PTX Could Reduce of CV Disease in Patients With Mild pHPT
Nine observational studies and one randomized controlled trial were selected, including 433 patients with mild pHPT, 171 of whom underwent PTX, and 407 controls. PWV was significantly higher in mild in those with pHPT when compared with controls (mean difference [MD], 1.18; 0.67 to 1.68). Seven studies evaluated the effect of PTX on PWV and showed collectively that PTX significantly reduced PWV (MD, -0.48; -0.88 to -0.07).
The study team found that patients with mild pHPT had significantly higher pulse wave values (ie, higher arterial stiffness) than controls. “This indicates that mild pHPT does have an effect on the vessels and the CV risk profile of patients with mild pHPT,” she says (Figure 1). “We also found that PTX significantly reduced arterial stiffness in patients with mild pHPT, which suggests that PTX could reduce the risk of CV disease in patients with mild pHPT (Figure 2).”

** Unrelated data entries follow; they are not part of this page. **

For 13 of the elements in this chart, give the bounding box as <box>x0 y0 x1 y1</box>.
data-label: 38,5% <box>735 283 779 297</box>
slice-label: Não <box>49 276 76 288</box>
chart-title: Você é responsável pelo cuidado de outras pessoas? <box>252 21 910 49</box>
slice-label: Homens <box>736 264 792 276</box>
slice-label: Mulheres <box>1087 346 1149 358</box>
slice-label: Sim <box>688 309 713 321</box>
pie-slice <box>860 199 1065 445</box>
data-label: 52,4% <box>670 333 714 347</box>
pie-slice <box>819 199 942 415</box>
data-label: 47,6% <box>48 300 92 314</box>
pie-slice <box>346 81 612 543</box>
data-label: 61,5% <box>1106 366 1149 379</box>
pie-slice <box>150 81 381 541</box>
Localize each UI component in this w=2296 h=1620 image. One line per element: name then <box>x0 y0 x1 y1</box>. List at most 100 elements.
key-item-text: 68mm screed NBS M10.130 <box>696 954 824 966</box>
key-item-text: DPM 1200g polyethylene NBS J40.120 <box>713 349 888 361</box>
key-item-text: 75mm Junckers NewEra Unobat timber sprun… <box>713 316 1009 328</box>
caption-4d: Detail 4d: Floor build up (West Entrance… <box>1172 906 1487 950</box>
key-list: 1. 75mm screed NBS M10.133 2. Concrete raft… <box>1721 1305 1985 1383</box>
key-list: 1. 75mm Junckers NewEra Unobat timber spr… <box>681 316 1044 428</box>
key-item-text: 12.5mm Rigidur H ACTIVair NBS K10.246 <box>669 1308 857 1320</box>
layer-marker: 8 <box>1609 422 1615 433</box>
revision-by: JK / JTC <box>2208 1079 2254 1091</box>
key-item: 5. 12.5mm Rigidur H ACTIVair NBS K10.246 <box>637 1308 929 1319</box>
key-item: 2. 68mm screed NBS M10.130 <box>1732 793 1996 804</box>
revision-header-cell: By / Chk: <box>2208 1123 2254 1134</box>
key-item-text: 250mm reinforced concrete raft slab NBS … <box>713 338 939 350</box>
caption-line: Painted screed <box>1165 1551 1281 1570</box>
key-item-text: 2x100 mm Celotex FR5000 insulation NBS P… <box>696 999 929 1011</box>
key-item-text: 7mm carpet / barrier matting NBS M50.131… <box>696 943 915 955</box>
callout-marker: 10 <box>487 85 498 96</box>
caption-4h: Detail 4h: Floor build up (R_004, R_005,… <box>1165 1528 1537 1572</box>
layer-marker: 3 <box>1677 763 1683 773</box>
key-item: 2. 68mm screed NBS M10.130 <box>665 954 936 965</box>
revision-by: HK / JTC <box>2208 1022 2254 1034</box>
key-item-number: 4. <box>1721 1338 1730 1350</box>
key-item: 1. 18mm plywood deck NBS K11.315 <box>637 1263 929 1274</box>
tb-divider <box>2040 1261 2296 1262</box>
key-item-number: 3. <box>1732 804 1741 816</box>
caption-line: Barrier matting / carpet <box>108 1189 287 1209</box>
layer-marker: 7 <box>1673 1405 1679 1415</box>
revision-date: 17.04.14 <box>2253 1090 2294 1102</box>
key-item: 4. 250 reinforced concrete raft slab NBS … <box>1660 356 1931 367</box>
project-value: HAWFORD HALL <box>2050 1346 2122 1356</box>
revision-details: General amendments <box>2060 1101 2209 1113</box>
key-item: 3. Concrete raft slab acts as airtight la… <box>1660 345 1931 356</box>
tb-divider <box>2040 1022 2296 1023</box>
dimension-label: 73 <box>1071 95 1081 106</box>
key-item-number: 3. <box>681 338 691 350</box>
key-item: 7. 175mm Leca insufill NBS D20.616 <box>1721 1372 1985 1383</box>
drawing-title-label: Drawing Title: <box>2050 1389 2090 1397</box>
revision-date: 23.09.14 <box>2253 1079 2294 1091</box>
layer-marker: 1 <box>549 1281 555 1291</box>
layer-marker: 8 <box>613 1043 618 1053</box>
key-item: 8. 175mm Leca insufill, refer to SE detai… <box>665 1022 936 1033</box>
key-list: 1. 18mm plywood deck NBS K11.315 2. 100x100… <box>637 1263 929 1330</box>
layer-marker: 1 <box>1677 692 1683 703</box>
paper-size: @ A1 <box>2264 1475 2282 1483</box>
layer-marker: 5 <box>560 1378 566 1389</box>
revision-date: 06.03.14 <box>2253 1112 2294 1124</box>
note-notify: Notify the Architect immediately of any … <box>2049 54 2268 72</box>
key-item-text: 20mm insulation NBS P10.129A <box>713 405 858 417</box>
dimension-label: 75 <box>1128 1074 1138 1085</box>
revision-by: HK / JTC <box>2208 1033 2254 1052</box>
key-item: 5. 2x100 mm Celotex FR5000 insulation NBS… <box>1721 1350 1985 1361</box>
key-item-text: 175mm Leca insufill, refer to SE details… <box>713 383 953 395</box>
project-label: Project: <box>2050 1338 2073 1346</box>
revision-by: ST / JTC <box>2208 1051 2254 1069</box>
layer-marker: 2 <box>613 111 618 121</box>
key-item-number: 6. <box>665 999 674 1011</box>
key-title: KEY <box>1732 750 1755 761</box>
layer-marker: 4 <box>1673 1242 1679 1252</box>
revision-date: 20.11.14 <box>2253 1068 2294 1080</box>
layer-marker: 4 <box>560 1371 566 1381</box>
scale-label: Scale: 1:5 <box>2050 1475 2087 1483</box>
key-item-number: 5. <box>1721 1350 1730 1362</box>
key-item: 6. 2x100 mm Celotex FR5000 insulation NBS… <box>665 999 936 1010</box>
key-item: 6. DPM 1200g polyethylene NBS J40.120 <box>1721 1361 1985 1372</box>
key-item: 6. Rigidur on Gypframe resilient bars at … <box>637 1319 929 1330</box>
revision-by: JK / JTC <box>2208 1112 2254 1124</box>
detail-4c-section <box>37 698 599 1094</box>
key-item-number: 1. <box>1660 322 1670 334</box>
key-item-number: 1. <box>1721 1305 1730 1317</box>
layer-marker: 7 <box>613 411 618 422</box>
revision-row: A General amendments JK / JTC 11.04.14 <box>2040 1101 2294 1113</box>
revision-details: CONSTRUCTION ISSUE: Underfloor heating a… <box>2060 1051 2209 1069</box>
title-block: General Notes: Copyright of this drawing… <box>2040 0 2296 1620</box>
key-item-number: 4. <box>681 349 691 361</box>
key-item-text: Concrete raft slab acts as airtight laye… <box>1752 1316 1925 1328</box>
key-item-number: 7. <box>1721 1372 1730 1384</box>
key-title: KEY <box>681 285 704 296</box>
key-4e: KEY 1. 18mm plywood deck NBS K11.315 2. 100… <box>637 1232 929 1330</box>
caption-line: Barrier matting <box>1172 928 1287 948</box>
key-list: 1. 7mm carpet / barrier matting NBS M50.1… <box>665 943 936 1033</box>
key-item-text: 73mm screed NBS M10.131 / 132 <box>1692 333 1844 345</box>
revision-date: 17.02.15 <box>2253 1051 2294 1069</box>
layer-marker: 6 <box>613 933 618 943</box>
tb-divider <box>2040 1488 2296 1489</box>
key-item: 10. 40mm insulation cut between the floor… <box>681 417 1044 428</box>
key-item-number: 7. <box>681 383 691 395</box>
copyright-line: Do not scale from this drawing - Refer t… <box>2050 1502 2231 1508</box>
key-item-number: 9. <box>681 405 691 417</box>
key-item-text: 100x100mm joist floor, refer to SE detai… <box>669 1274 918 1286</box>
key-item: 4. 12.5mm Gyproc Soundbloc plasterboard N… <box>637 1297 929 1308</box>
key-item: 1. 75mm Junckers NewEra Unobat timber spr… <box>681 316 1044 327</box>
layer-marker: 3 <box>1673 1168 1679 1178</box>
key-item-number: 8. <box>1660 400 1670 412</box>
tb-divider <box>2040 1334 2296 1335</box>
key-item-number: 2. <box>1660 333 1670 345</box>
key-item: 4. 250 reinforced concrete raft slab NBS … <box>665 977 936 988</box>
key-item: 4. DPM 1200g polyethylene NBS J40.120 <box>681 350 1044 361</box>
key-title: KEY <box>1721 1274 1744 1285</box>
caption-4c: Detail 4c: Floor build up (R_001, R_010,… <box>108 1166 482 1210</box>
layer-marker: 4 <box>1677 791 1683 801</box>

CV Involvement in Patients Should Not Be Dismissed
Dr. Bernardi notes that CV involvement in patients with mild pHPT should not be dismissed. “Physicians, particularly endocrinologists, should look for signs of CV involvement in patients with mild pHPT, such as arterial stiffness,” she says.
The limitations of this meta-analysis include most of the studies being small and non-randomized, with only a few evaluating the effects of PTX on PWV, according to Dr. Bernardi and colleagues. They express the need for studies with larger cohorts to address this and confirm their findings. “Future research focusing on this area of study should seek to clarify how to assess the CV risk profile of patients with mild pHPT, identify PWV thresholds, and indicate if there are subgroups of patients who might benefit most from PTX,” Dr. Bernardi adds.